Tributes online affirmed Bridget’s view that “Ennis has lost a great character”. She added, “After his retirement, Paddy bought a house in Summerhill and enjoyed his walks around the town, he became a character around the streets, he had a great affinity for people and the chats. He could trace any family, any date and any history, he loved to converse on a wide variety of subjects from poetry to hurling, he would always tell Martin’s wife Mansie that Mayo would never win an All-Ireland. He always wanted to know where you were working and would tell you to mind your job”.
Fr Martin Blake outlined how Paddy’s work allowed him to experience new places and cultures. “He was one of the people of Ennis who stood out, you always saw him in Ennis,” he stated. Fr Blake described Haren as a kind and patient gentleman, “he had many friends in Ennis and Kilmaley. The people of Ennis were very kind to him and looked out for him always. He was a great person, the family was number one for him”.

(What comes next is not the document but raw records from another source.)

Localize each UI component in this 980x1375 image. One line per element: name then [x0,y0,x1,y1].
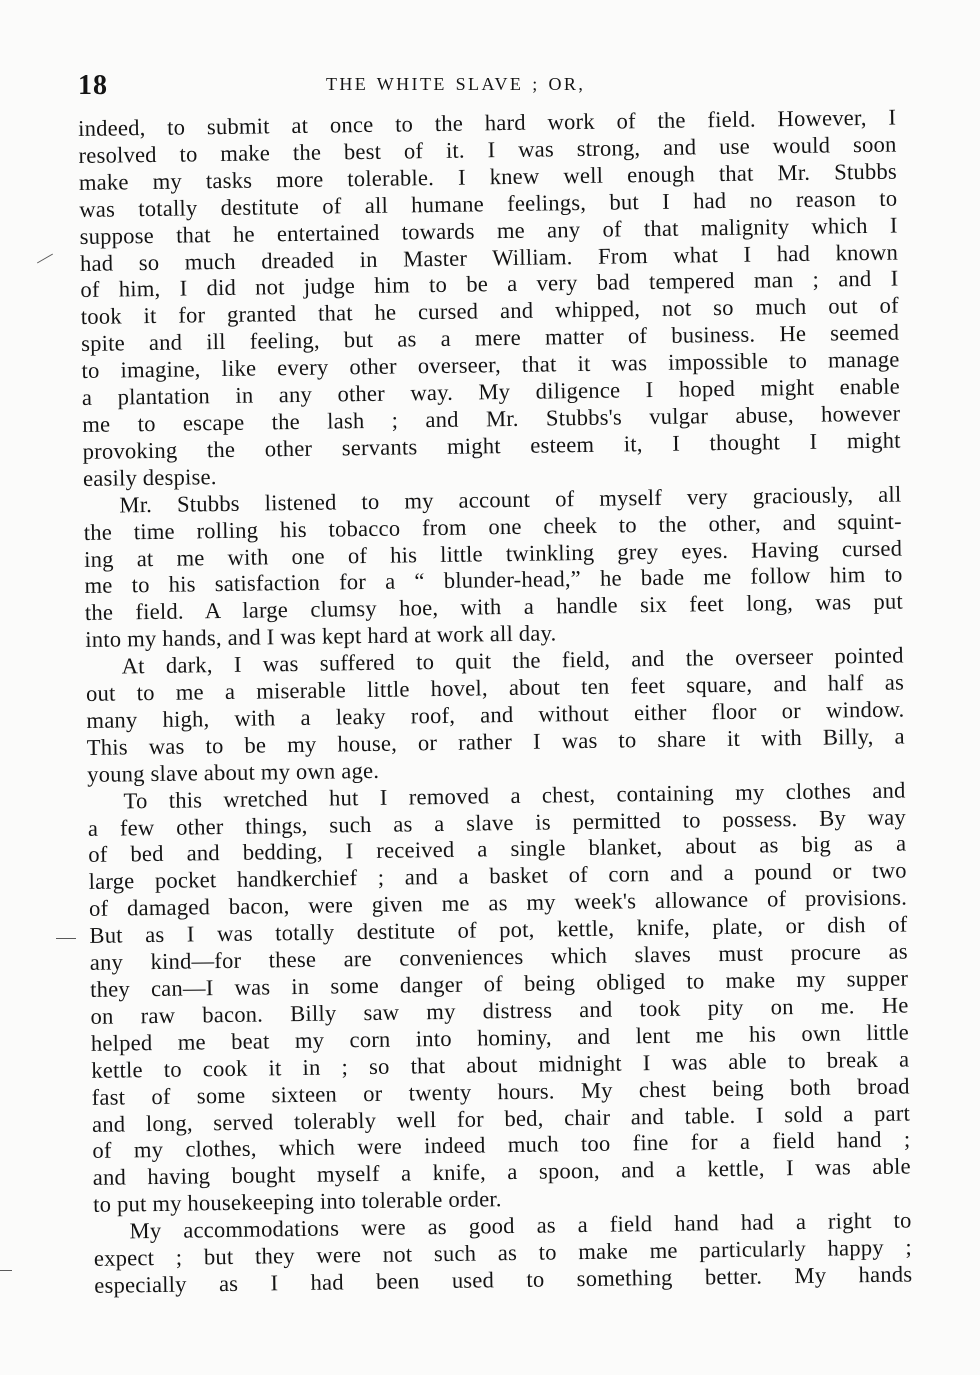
paragraph [87,777,911,1219]
text-line: on raw bacon. Billy saw my distress and took pity on me. He [90,992,909,1029]
text-line: expect ; but they were not such as to make me particularly happy ; [93,1234,913,1271]
text-line: had so much dreaded in Master William. From what I had known [79,239,899,276]
text-line: kettle to cook it in ; so that about midnight I was able to break a [91,1046,910,1083]
text-line: spite and ill feeling, but as a mere matter of business. He seemed [81,319,900,357]
text-line: any kind—for these are conveniences which slaves must procure as [89,938,908,976]
text-line: the field. A large clumsy hoe, with a handle six feet long, was put [84,588,904,626]
text-line: many high, with a leaky roof, and without either floor or window. [86,696,905,733]
text-line: My accommodations were as good as a field hand had a right to [129,1207,912,1244]
body-text [78,105,912,1300]
text-line: fast of some sixteen or twenty hours. My chest being both broad [91,1073,910,1110]
text-line: But as I was totally destitute of pot, kettle, knife, plate, or dish of [89,911,908,949]
text-line: To this wretched hut I removed a chest, containing my clothes and [123,777,906,814]
text-line: make my tasks more tolerable. I knew well enough that Mr. Stubbs [78,158,898,195]
text-line: and having bought myself a knife, a spoon, and a kettle, I was able [92,1153,911,1191]
text-line: of him, I did not judge him to be a very bad tempered man ; and I [80,266,899,303]
paragraph [86,643,906,789]
margin-pencil-mark [37,254,53,264]
page-number: 18 [78,70,108,101]
text-line: me to his satisfaction for a “ blunder-head,” he bade me follow him to [84,561,903,599]
text-line: young slave about my own age. [87,757,380,787]
text-line: into my hands, and I was kept hard at work all day. [85,620,557,653]
text-line: a few other things, such as a slave is permitted to possess. By way [87,804,907,841]
paragraph [83,481,903,654]
text-line: of damaged bacon, were given me as my week's allowance of provisions. [88,884,908,922]
text-line: At dark, I was suffered to quit the field, and the overseer pointed [121,642,904,679]
text-line: the time rolling his tobacco from one cheek to the other, and squint- [83,508,902,545]
text-line: they can—I was in some danger of being obliged to make my supper [90,965,909,1002]
text-line: suppose that he entertained towards me any of that malignity which I [79,212,898,249]
text-line: of bed and bedding, I received a single blanket, about as big as a [88,830,907,868]
text-line: resolved to make the best of it. I was strong, and use would soon [78,131,897,168]
paragraph [93,1208,912,1300]
text-line: easily despise. [82,463,217,491]
margin-pencil-mark [0,1270,12,1271]
running-head: THE WHITE SLAVE ; OR, [326,74,586,94]
margin-pencil-mark [56,938,76,939]
text-line: out to me a miserable little hovel, about ten feet square, and half as [85,669,905,706]
text-line: to put my housekeeping into tolerable order. [93,1186,502,1218]
text-line: Mr. Stubbs listened to my account of myself very graciously, all [119,481,902,518]
text-line: was totally destitute of all humane feelings, but I had no reason to [79,185,898,222]
page-header [78,62,890,106]
text-line: ing at me with one of his little twinkling grey eyes. Having cursed [84,535,903,572]
text-line: took it for granted that he cursed and whipped, not so much out of [80,292,899,330]
text-line: of my clothes, which were indeed much too fine for a field hand ; [92,1126,911,1164]
paragraph [78,105,901,493]
text-line: me to escape the lash ; and Mr. Stubbs's vulgar abuse, however [82,400,901,437]
text-line: large pocket handkerchief ; and a basket of corn and a pound or two [88,857,907,895]
text-line: This was to be my house, or rather I was to share it with Billy, a [86,723,905,760]
text-line: and long, served tolerably well for bed, chair and table. I sold a part [91,1100,911,1137]
text-line: indeed, to submit at once to the hard work of the field. However, I [78,104,897,141]
text-line: especially as I had been used to something better. My hands [94,1261,913,1298]
text-line: to imagine, like every other overseer, that it was impossible to manage [81,346,900,384]
text-line: a plantation in any other way. My diligence I hoped might enable [81,373,901,411]
text-line: provoking the other servants might esteem it, I thought I might [82,427,901,464]
text-line: helped me beat my corn into hominy, and lent me his own little [90,1019,910,1056]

Micheál Malone of D Barber Shop was among those to pay tribute to Paddy. “He was a regular visitor to my shop who loved to chat and trace about county Clare and talk about political affairs in the world,” Malone recalled. A photograph from John Kelly taken in August of Paddy resting on a bin while smoking in Ennis is praised for excellently capturing the man but also inspiring many people to pay their respects online.
His funeral mass ended with a rendition of Jim Reeves’ ‘This World is Not My Home’. Paddy’s loss is deeply regretted by his brothers Michael, Martin and John, his sisters Mary, Chrissie, Betty, Veronica, Ann, Jane and Pauline. Paddy will be fondly remembered also by his sisters-in-law, brothers-in-law, nieces, nephews relatives and large circle of friends.